NASCAR is a sport with a notorious history, since its first drivers were moonshine bootleggers who got their racing experience by running from the law. What started as a barely-above-the-law venture, to a legend that generates more than $3 billion per year. There are many racetracks in the NASCAR family, but here are five with an interesting story behind them.
Indianapolis Motor Speedway
The Indianapolis Motor Speedway is best known as the home of the Indianapolis 500 race, but it also plays host to the Brick Yard 400, the Grand Prix of Indianapolis and the Red Bull Indianapolis GP. The Indy 500 and Brickyard 400 take place on a 2.5 mile oval course, while the other races take place on different configurations of track. The Speedway was established in 1909 and it has played in integral role in racing history ever since.
Talladega Super Speedway
The Talladega Super Speedway is located in East Central Alabama and is the largest race track in all of NASCAR. The track is 2.66 miles long and home to races such as the Adams 499 and Amp Energy 500. It has a seating capacity of 143,231 but attendance has been as high as 170,000 because fans are allowed to watch from the infield. NASCAR founder Bill France helped to found this track in the late 1960’s.

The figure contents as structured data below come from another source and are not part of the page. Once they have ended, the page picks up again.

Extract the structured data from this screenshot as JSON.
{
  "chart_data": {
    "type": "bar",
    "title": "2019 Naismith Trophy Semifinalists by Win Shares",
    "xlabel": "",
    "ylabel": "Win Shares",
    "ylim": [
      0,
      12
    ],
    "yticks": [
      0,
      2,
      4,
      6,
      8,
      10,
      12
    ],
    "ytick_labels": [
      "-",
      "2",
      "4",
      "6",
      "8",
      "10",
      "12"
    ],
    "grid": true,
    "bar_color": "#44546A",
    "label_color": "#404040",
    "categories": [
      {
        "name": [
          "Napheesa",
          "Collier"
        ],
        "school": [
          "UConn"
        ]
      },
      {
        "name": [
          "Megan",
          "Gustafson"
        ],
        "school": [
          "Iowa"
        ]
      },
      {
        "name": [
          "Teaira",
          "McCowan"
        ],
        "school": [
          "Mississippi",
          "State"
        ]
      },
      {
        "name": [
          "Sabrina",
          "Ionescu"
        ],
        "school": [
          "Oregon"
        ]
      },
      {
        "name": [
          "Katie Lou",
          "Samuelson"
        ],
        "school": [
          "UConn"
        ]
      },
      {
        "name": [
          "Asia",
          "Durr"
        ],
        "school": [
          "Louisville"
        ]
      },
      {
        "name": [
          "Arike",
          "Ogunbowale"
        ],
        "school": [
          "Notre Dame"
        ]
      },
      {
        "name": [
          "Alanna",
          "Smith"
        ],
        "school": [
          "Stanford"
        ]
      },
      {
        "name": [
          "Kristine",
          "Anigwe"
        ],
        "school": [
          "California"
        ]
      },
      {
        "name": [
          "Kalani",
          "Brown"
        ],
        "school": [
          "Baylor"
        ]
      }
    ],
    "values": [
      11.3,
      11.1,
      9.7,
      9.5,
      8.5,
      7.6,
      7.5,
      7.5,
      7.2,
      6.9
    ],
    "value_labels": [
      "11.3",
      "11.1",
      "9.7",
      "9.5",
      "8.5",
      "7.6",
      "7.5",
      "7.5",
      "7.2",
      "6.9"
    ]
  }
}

The Iowa Speedway is located in Newton, Iowa and has helped to transform a town that was economically devastated when Maytag Appliance closed down their factory there. The track was designed by NASCAR hall-of-gamer Rusty Wallace and purchased by NASCAR in 2013. It is known as the “fastest short track on the planet.” The track itself is 7/8ths of a mile of asphalt, and the speedway boasts 25,000 permanent seats.
The Darlington Raceway hosted its first race on Labor Day weekend in 1950, which was attended by over 25,000 fans. Located outside of Darlington, South Carolina the Raceway features a unique egg-shaped track. When the raceway was being constructed the design had to be changed because the land owner didn’t want his nearby minnow pond to be disturbed. Also known as “the track too tough to tame” Darlington Raceway is home to the Southern 500 race.
Daytona International Speedway
The first Daytona 500 race was held at the Daytona International Speedway on February 22, 1959. The Daytona 500 has been referred to as “the great American race,” and was broadcast by CBS in its entirety for the first time in 1979. This birthed a whole new audience of NASCAR fans, and helped to launch the franchise to success. In 2001 The Daytona 500 was the site of a fatal crash which took racing legend Dale Earnhardt’s life. The track’s infield is home to Lake Lloyd, which also hosts powerboat races. The track was founded by Bill France in 1958.